Alors qu’a priori rien ne le prédisposait à une telle malédiction, le roman-photo se trouve dans une impasse. On aurait pu penser le terreau favorable : grand pays de bande dessinée, grand pays du cinéma, la France aurait pu être grand pays de roman-photo. Pourquoi ce rendez-vous manqué ?
Extrait :
Dans une société où la surproduction est une branche fragile à laquelle l’industrie s’accroche pour ne pas voir le vide sous ses pieds, la frange artistique se trouve ensevelie sous l’avalanche des produits de divertissement : si les dictatures brûlent les livres, nos démocraties les noient.1
Cette situation n’est pas réjouissante, bien sûr, et les oiseaux de mauvais augure auront tôt fait de dire que l’emballement dans lequel se trouve l’industrie va probablement aboutir à son effondrement.

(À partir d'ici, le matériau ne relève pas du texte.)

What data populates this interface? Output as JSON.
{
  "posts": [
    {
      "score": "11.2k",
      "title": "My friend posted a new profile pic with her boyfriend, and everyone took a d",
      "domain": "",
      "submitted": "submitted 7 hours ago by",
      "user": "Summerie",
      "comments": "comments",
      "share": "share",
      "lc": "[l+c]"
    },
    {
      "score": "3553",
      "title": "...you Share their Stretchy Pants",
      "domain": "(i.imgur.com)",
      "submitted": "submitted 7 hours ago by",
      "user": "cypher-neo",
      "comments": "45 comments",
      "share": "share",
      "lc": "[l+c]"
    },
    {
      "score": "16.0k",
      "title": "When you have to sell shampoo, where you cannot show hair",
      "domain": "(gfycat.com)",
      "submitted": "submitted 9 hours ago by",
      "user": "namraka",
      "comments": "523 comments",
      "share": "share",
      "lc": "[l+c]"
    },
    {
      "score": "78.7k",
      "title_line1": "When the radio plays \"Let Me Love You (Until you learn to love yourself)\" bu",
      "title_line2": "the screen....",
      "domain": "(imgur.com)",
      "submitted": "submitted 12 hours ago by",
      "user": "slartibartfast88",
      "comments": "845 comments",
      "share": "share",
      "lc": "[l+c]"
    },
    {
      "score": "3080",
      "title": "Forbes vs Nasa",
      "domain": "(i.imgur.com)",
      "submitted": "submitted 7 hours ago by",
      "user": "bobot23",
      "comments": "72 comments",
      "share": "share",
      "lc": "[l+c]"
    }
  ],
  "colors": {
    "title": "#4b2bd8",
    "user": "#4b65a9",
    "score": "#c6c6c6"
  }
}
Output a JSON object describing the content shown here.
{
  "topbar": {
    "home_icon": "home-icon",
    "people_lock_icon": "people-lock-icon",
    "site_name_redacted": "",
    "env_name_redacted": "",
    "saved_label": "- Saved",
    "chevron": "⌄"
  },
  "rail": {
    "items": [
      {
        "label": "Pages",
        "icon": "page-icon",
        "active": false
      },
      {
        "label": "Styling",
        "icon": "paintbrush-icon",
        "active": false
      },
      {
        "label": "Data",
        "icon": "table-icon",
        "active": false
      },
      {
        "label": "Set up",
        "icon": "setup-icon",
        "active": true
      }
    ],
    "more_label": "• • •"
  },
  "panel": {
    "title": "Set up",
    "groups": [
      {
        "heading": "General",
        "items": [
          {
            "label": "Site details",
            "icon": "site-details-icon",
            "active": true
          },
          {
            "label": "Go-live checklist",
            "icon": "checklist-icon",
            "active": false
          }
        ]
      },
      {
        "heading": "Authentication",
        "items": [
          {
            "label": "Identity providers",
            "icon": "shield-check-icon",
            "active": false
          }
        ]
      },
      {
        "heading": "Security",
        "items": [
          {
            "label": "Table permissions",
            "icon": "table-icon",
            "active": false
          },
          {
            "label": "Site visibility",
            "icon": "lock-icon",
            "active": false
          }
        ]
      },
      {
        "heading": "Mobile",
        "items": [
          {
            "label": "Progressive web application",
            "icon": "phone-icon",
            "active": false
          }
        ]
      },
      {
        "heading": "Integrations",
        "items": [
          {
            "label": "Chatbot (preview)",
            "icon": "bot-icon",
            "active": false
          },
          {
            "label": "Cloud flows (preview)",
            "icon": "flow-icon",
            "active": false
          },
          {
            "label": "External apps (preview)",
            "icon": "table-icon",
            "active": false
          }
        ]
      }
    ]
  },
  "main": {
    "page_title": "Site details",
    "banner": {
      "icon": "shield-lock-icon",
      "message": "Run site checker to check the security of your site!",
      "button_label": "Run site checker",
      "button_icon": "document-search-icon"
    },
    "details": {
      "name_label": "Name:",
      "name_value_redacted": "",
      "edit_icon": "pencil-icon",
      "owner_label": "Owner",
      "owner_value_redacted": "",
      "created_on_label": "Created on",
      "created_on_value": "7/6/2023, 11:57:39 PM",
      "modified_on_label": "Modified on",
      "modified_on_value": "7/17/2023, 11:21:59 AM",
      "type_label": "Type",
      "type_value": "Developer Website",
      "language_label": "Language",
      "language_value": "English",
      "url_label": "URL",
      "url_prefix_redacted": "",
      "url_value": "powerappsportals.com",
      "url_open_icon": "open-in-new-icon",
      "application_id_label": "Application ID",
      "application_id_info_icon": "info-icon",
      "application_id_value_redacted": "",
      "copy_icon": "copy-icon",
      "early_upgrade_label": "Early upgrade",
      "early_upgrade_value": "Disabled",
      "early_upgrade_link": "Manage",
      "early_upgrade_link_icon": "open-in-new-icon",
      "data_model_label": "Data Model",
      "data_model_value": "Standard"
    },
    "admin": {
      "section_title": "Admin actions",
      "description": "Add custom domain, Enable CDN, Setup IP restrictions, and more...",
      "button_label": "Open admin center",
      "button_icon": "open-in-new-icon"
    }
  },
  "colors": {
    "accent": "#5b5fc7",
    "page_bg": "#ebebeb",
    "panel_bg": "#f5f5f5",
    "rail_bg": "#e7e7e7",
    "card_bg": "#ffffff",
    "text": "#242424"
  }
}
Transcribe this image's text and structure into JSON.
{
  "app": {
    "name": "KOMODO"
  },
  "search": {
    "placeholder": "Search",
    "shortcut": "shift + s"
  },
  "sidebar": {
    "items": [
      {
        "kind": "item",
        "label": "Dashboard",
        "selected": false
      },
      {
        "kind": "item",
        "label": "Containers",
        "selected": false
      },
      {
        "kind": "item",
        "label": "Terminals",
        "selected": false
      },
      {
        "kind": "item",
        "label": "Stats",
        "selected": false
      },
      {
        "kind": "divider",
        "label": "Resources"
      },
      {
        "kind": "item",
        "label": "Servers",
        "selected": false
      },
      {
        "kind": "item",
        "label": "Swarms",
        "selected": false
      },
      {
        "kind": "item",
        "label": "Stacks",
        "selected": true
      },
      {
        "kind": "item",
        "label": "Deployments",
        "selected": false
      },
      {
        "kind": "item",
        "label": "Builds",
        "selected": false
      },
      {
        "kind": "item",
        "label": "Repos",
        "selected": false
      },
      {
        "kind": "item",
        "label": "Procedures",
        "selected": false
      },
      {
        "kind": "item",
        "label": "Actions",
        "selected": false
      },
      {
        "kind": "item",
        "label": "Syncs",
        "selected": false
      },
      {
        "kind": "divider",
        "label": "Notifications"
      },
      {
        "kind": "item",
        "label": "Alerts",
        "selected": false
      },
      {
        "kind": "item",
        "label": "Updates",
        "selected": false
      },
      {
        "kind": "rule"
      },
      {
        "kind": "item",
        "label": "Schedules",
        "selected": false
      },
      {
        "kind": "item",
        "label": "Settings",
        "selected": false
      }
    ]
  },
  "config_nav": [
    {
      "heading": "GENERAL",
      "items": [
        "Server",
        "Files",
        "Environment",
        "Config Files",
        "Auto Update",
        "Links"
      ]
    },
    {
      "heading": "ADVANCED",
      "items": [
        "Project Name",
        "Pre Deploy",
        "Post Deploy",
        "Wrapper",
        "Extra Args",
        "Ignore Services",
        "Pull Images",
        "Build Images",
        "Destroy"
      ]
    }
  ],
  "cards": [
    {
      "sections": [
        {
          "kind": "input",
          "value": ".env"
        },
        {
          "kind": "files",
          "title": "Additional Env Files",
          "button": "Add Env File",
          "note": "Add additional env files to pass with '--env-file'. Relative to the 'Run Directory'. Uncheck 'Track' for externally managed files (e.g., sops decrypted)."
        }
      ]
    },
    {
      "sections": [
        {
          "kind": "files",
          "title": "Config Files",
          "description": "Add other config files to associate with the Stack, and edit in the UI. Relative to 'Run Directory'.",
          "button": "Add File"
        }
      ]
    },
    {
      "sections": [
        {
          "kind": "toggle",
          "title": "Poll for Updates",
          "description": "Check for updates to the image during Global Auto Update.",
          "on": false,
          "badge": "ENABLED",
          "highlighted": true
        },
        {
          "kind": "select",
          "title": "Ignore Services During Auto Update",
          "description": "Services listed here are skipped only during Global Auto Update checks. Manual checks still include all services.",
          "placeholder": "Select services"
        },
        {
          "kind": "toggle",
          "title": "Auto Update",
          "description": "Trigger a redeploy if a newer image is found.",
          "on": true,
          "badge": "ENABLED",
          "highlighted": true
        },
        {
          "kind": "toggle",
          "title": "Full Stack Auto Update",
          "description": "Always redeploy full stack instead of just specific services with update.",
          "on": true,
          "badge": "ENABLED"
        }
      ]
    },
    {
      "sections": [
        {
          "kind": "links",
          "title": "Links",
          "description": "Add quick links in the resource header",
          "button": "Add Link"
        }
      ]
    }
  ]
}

Pourtant, pour détestable que soit ce système, on peut tout de même déplorer que le roman-photo en soit exclu. Toutes générations confondues, on n’arrive pas à dix artistes, le compte n’y est pas, les auteurs ont jeté l’éponge. Qui a envie de pratiquer un moyen d’expression noyé dans l’eau de rose ? Personne. Le roman-photo est un cas d’école : c’est à ma connaissance le seul moyen d’expression qui a été anéanti par son utilisation dévoyée au seul divertissement pur, sans autre but que de « détourner de l’essentiel », pas même un petit saupoudrage artistique ni un alibi éducatif, rien.
Il n’y a pas survécu.
L’encéphalogramme plat du roman-photo est-il synonyme de mort absolue ? Évidemment non, un moyen d’expression ne meurt pas, il attend son heure.